Two-year-old Bucbi ransomware is making a comeback with new capabilities added, transforming the simple malware into Swiss Army Knife for cyber crime.

Two-year-old Bucbi ransomware is making a comeback, with new targeted attacks and a new brute force technique.

Researchers at Palo Alto Networks said they spotted the ransomware recently infecting a Windows Server demanding a 5 bitcoins (or $2,320) ransom. Researchers report the ransomware is no longer randomly seeking victims, as it did two years ago, but instead is targeting attacks.

“In the past this ransomware has found victims indiscriminately via large campaigns employing email attachments and malicious websites,” said Ryan Olson, researcher at Palo Alto in an interview with Threatpost. “Attackers have shifted to using brute-force password attacks.”

He said the criminals behind the Bucbi ransomware are are targeting corporate networks running Internet-available RDP (Remote Desktop Protocol) servers. To gain a foothold on the servers, Bucbi attackers are using the Remote Desktop Protocol brute force utility named “RDP Brute”. This password attack utility is hoping to exploit Windows servers with weak passwords, he said.

In a report describing the Bucbi attack, Palo Alto believes that crooks are likely seeking point of sales systems, based on the passwords used in attempt to crack the RDP servers. “It is likely that this attack originally began with the (criminals) seeking out PoS devices, and after a successful compromise, changed their tactics once they discovered that the compromised device did not process financial transactions,” Palo Alto wrote. Sample POS-related user names include FuturePos, KahalaPOS and BPOS.

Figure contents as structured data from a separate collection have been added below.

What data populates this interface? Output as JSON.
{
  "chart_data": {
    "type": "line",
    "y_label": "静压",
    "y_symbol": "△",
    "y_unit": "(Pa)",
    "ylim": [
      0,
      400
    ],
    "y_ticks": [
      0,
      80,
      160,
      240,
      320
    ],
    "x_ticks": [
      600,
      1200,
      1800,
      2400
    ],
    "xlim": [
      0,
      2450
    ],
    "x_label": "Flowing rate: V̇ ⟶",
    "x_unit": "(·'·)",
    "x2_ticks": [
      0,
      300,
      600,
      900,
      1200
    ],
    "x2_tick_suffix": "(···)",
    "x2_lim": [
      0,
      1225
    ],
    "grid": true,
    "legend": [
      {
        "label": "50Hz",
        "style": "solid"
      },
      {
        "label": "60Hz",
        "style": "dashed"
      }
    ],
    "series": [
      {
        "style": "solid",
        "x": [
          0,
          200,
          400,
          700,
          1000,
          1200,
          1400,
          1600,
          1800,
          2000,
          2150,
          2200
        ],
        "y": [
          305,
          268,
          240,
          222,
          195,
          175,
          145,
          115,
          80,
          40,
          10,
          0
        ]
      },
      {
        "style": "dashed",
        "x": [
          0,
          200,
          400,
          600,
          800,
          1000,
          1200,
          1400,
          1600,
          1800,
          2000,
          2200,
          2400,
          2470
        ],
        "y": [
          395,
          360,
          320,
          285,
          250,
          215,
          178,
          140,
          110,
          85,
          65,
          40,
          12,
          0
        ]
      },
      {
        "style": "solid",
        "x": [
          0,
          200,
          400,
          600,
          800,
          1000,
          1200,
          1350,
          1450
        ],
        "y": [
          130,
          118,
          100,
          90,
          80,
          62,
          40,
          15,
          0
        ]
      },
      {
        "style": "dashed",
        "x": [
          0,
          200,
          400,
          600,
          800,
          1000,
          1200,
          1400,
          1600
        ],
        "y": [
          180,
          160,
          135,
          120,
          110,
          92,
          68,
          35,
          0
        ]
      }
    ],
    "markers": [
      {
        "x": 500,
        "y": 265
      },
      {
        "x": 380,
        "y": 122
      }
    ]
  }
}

An additional change in Bucbi’s behavior is the use of an HTTP command and control (C2) channel has been removed from this variant. Instead, attackers take full remote desktop control over the targeted system.

“Bucbi is unique because it’s more than malware and more than an automated ransomware attack,” Olson said. “It has evolved over the past two years, going from malware to a tool that can be used to seek sensitive data, sniff out a network and encrypt files,” he said.

Another unique, yet unconfirmed, aspect of the ransomware is the fact the criminals behind Bucbi claim to be politically motivated. “We haven’t ever see those types of ransomware claims,” Olson said.

Palo Alto reports that many clues used as part of the Bucbi attack, such as the email address used in the ransomware note, suggest the Ukrainian Right Sector, which has been described as an ultranationalist Ukrainian nationalist political party, is behind the ransomware.

He said Bucbi is representative of a booming ransomware business model where crooks are opting to encrypt data versus trying to resell data stolen from systems.

“If I’m a bad guy and want to compromise a hospital I can steal lots of personal information and medical data, but turning that information that I have stolen into money and revenue is really hard to do,” Olson said. “Using ransomware means any system they can compromise has potential value.”